Listening to the considered and measured tones of McLean Sibanda, head of the Innovation Fund's patent office, it's hard to imagine that he finds it almost impossible to have a round of golf without playing to win.
It's not only on the golf course that he competes but in almost every aspect of his life.
As a child growing up in Bulawayo, Zimbabwe, he was always in the top three in his class - quite a feat, considering he was at Plumtree High School, a school that has reportedly produced more Rhodes Scholars than any other in the world.
Sibanda won a scholarship from De Beers to study materials and metallurgical engineering at Wits and moved to SA in 1989 to do so.
De Beers also sponsored his master's degree, for which he did research into better ways of manufacturing synthetic diamond.
While he was learning about the movement of carbon, he was also learning a bit about SA politics. Informed by his black comrades at Wits that it was not acceptable to play for a traditionally white tennis club, Sibanda promptly established the All Sports Council. Few of his fellow students played tennis, so with the support of Wits, he qualified as a professional tennis coach and began coaching fellow students, later becoming a member of Tennis SA's national board of examiners.
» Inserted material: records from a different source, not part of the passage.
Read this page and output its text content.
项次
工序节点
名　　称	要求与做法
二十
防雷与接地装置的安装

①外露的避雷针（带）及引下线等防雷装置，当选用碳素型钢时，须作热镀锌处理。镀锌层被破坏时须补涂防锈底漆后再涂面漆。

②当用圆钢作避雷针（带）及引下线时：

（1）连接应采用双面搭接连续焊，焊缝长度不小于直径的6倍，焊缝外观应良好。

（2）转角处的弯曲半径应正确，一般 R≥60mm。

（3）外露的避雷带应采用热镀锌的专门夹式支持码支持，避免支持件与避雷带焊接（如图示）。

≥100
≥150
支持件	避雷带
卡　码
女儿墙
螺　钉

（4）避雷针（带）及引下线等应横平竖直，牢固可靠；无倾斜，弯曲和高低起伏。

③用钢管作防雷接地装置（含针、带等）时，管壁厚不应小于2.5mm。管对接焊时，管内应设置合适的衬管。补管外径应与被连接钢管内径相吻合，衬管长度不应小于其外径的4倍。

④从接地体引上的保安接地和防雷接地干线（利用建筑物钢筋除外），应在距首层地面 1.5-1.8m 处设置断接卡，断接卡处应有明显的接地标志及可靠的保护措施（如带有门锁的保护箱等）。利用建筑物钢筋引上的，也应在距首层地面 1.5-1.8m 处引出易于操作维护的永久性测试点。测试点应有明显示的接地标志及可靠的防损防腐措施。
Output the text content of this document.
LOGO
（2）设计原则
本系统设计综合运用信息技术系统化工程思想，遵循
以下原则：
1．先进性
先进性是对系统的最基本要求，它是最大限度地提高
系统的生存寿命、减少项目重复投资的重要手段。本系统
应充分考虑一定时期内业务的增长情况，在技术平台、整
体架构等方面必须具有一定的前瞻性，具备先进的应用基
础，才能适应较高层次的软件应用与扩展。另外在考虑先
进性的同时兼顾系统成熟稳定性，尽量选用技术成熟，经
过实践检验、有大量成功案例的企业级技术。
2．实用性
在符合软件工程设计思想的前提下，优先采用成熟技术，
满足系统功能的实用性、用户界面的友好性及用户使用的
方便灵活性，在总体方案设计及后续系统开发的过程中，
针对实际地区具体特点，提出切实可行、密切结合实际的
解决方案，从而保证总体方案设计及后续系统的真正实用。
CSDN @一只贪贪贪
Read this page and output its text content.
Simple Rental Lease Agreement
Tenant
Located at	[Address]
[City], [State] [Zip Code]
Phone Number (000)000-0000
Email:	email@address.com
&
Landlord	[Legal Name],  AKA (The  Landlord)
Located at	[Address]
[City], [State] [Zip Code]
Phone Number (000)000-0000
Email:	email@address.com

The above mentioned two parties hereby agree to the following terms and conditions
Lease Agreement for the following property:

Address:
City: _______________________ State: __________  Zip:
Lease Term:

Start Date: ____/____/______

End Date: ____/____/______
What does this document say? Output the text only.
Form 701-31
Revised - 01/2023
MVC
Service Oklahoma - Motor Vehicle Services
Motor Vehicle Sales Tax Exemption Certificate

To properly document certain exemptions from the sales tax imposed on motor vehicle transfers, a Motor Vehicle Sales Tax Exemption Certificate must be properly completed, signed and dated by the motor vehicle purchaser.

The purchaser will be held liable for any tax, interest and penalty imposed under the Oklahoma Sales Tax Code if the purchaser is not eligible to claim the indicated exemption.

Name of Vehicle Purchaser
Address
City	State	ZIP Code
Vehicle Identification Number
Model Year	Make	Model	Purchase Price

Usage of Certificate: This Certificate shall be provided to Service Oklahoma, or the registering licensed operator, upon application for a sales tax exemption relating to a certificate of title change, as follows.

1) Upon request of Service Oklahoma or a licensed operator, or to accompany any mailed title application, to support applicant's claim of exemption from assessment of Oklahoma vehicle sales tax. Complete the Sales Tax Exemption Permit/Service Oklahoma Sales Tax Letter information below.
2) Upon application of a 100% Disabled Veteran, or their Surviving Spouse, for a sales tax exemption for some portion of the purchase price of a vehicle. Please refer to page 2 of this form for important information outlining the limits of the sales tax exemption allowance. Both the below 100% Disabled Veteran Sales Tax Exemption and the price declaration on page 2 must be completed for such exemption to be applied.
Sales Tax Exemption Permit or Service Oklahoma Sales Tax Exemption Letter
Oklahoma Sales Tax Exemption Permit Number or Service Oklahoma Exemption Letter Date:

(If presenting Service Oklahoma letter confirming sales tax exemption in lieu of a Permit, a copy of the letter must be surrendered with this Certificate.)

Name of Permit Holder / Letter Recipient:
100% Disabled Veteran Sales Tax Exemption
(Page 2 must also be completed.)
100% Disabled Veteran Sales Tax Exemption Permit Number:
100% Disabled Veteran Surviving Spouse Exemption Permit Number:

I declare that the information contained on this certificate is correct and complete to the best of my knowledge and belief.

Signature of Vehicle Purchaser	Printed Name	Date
Sibanda joined De Beers Industrial Diamonds as a researcher and worked on a number of projects involving synthetic diamond and cubic boron nitride. As time went by he noticed that few "pure" engineers ever seemed to reach board level. "I wanted a qualification that would position me for a leadership role," he says. So a year after joining De Beers he began studying for his LLB.
"I had been exposed to intellectual property (IP) issues - one of my first projects involved the modified properties of diamonds for grinding - so I thought I'd look at law."
By the time he had finished his law degree in 2001 he was leading De Beers' IP management team. But he left De Beers soon after qualifying. "The company was restructuring and didn't seem to have a fully developed IP strategy. I felt there was not much opportunity for me."
So Sibanda went to practical legal training school for six months to consolidate his legal training and prepare for the board exam. He completed his articles at Adams & Adams and qualified as a patent attorney in 2003. "It was challenging and quite mind-boggling at times. It was like learning a new language. You have to think carefully about what you have said and what you will say as you can't be inconsistent in thinking."
But he persevered. "At the time there were no black patent attorneys. I wanted to change that."
It was his mother who brought him up to strive for the best, he says. She was once the lay president of the Methodist C hurch in Zimbabwe, and said " you can do anything you want but have to work hard for it".
In 2004 he moved again, this time to the Innovation Fund. "I was doing too much litigation and too much drafting of specifications and agreements. I wanted to get into commercialisation."
His brief was to establish the fund's IP management office, with the emphasis on commercialisation. And he loves it. "IP is a new field in SA. We haven't really seen IP management here. This is the first generation. What's next is not just protection of IP, but exploitation, where you convert what you have protected into a tangible output. For a developing country, this emphasis is key.
"We've set up a patent attorney development programme to increase IP capacity and the number of black patent attorneys. I've also been involved with national IP policy and setting up technology transfer offices at SA's universities. It is exciting ; this thinking will be the foundation for IP development in this country."
It must be this passion for his job that keeps him there despite the efforts of head-hunters. "What I'm doing feeds into a greater purpose and agenda. I want to see some things I am working on come to fruition. Because when you move on, your projects die."